三巻にはエッダちゃんの挿絵があるので、是非是非見てくださいませ!
パオラさんが泣き止んで、ゆっくりと立ち上がる。
そして……まあうん、私と目が合いますよね。照れてる照れてる。
「……きゅうけいさんには、恥ずかしいところ見られちゃったわね。人前でこんなに泣いちゃうのって、やっぱり後々どういう顔すればいいか気まずいわ」
「あ、それに関して言うならそっちのベルフェゴールも、レヴィアタンが討伐されたって聞いたときにぎゃんぎゃん泣いたからおあいこだよ」
「たたタマエちゃん!?」
慌てた様子の先代へと、ドヤ顔して腰に手を当てる。
ふっふっふ、勝った!
「まあきゅうけいさんは、マモンさんの眷属である獣人の尻尾触って怒られるという、一番しょーもない理由で泣いてましたけどね……」
「しししシルヴィアちゃんっ!?」
あああばらされたああ!
私がヤマトアイランドで最初にやらかした、ほんとに一番しょーもなくて、調子に乗って魔が差したやつをばらされてしまったあ!
「……もしかして、弥々華のこと?」
「そうよ」
しかもそれが、弥々華さんと一番付き合いの長いパオラさんにばれてしまったっ!
パオラさんが「そっかー、弥々華に泣かされたかー」とニヤニヤしている。
こ、今回は私の負けだった……しかし、第二第三の私がいずれあなたたちを恥ずか死させることであろう……!
「さて、そろそろいいかな?」
と、ここで手を叩いて皆の注目を集めるのはトゥーリアさん。
「一応村長の長女っつーことで、あたしが代表して言わせてもらうけどよ……きゅうけいさん、そっちの魔族は味方つーことででいいんだよな?」
「もちろん。私が洗脳を解いた先代ベルフェゴールだよ」
「そっかあ、魔王三人目が味方かあ。……なーんかきゅうけいさんと一緒にいると、ちょっとやそっとじゃ驚かねーな……」
いえ、さすがにそこは驚いてもいいと思いますトゥーリアさん。
私は目立つことをしているわけじゃなくて、本当に気の向くままに動いてるだけでしてね。
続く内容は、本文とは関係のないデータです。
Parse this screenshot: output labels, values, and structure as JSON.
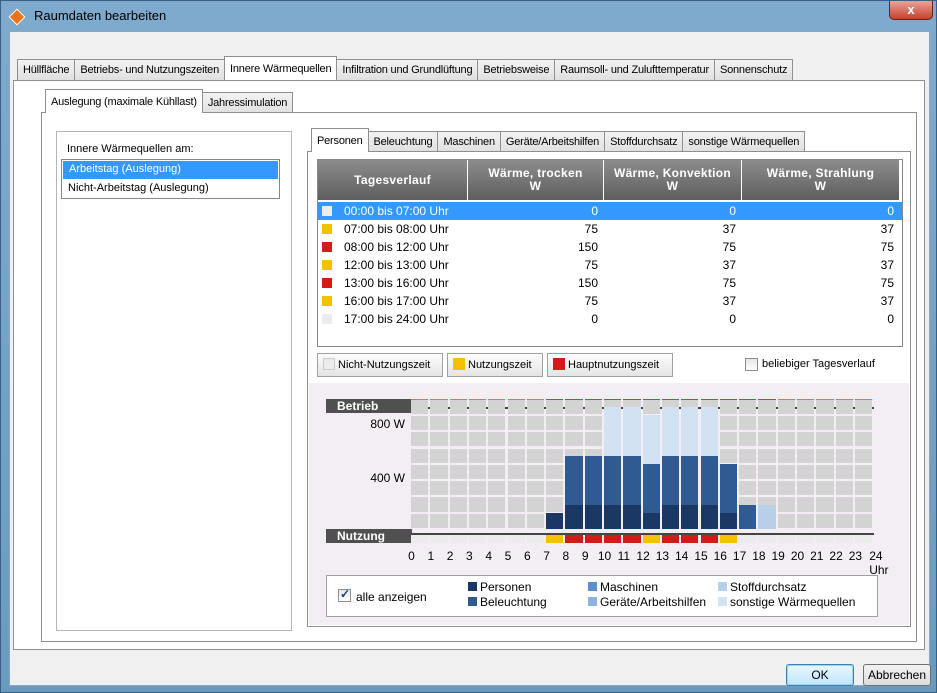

おかしいな、こんなはずでは……あ、これ私何かやっちゃいましたパターンだ。
「ま、無事で何より。ルフィナ! お前が助けてくれたんだよな、よくやってくれた! やっぱ、『おてんば女王』は何年経っても伊達じゃねえな!」
「もーっ、トゥーリア様それ一体いつの話ですか! 言わないでくださいよぉ!」
おおっ……ルフィナさん、冒険女王の前は、おてんば女王だったんですね! 確かにそんな感じでお似合いです!
そんな呼ばれ方していたルフィナさんも、かわいい!
「じゃ、ついてきてくれ。えーっと、あんたもそれでいいか?」
「私? もちろんいいよ。パオラちゃんの友達なら、きっといい子ちゃんだと思うし」
ニコニコしているベルフェゴールの姿にちょっとたじろぎつつも、頭をぽりぽり掻いて村長の屋敷へと歩き出したトゥーリアさん。
絶対照れてますよね。もちろん最高にかわいいです。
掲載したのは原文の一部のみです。